Только что он сидел у Легейдо: говорили о земельном декрете Терского Народного Совета, о том, что проводить его немедленно в Николаевской нельзя, о кулацких восстаниях в станицах; возвращался домой озабоченный и встревоженный. И вот опять тревога, но совсем иная… Он сам не заметил, как его тяжелая шершавая ладонь легла на Гашину голову, а голос становился все злей и строже:
– Все вы, бабы, такие, падкие до блеску, до ухажёров. Крутите, покуда гайки не лопнут… Вот она трошки и не стряслась, беда-то. Доигралась было… А этого… Макупюва, да я б его… Я его своей бы рукой… – Василий до боли тиснул девкино плечо, рука потяжелела от лютой ненависти.
Чем суровей выговаривал Гаше Василий, тем быстрей отходила она от страха и обиды. В этой суровости Гаша чувствовала настоящее беспокойство за нее. Потом вдруг услышала, как под щекой тяжело и гулко, сотрясая всю грудь, бьется его сердце, и подумала: "Ишь, как всполошился на мой крик… Бегом бежал". И совсем затихла.
Василий пошел проводить ее до дому. У ворот Гаша, уже стыдясь и стараясь не выдать конфуза, торопливо побожилась:
– Ну, теперича я на гульбища – ни шагу… По подружкам – тоже… Где еще встренет – сраму не оберешься…
Василий, подумав, сказал:
– Чего же так! На гульбища, где компания есть, можно. А страх обнаружишь – ему смелости поддашь… Таких знать надо…

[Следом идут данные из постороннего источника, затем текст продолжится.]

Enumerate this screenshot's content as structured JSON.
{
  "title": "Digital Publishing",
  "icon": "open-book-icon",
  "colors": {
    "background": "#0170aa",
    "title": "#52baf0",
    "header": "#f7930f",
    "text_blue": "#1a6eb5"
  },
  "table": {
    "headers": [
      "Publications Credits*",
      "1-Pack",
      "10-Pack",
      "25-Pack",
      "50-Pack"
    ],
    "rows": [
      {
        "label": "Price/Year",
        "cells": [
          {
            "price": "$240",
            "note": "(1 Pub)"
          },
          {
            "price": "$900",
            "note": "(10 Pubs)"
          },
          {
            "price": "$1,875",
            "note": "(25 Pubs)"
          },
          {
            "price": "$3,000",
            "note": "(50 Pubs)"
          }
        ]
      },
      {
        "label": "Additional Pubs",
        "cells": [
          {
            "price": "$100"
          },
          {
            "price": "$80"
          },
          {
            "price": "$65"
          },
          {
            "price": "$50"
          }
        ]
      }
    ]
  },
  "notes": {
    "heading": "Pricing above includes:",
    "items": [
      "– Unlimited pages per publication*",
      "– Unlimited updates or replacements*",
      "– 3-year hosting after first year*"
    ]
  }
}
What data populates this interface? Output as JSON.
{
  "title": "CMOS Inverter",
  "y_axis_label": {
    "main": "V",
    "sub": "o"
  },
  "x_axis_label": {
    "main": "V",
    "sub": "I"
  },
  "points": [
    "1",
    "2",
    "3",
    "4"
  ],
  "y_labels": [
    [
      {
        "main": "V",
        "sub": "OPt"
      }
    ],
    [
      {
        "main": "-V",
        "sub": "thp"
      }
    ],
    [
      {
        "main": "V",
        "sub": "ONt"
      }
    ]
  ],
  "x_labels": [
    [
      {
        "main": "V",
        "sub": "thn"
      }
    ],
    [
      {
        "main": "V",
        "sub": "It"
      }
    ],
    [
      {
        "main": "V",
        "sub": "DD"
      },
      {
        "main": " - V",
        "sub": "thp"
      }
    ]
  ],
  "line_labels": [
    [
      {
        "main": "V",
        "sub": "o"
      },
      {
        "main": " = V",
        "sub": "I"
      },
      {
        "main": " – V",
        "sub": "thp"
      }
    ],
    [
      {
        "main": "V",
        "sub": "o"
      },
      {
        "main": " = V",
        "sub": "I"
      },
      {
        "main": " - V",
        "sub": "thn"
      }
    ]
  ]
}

И неожиданно для самого себя прибавил:
– А ты до Легейдо заглядывай почаще: Марфа – веселая баба… Сдружитесь…
После Гаша как-то забыла про это приглашение. Но однажды Легейдиха сама пришла к ней. Пришла в дом к Бабенковым, будто свежей закваски для молока попросить ближе соседей не нашлось!), и просидела в горнице до сумерек, очаровывая старую Бабенчиху веселыми побайками. Гаше тоже нравилось ее стрекотанье, ее глазастое улыбчивое лицо, а догадка, что Марфа пришла неспроста, совсем заворожила ее.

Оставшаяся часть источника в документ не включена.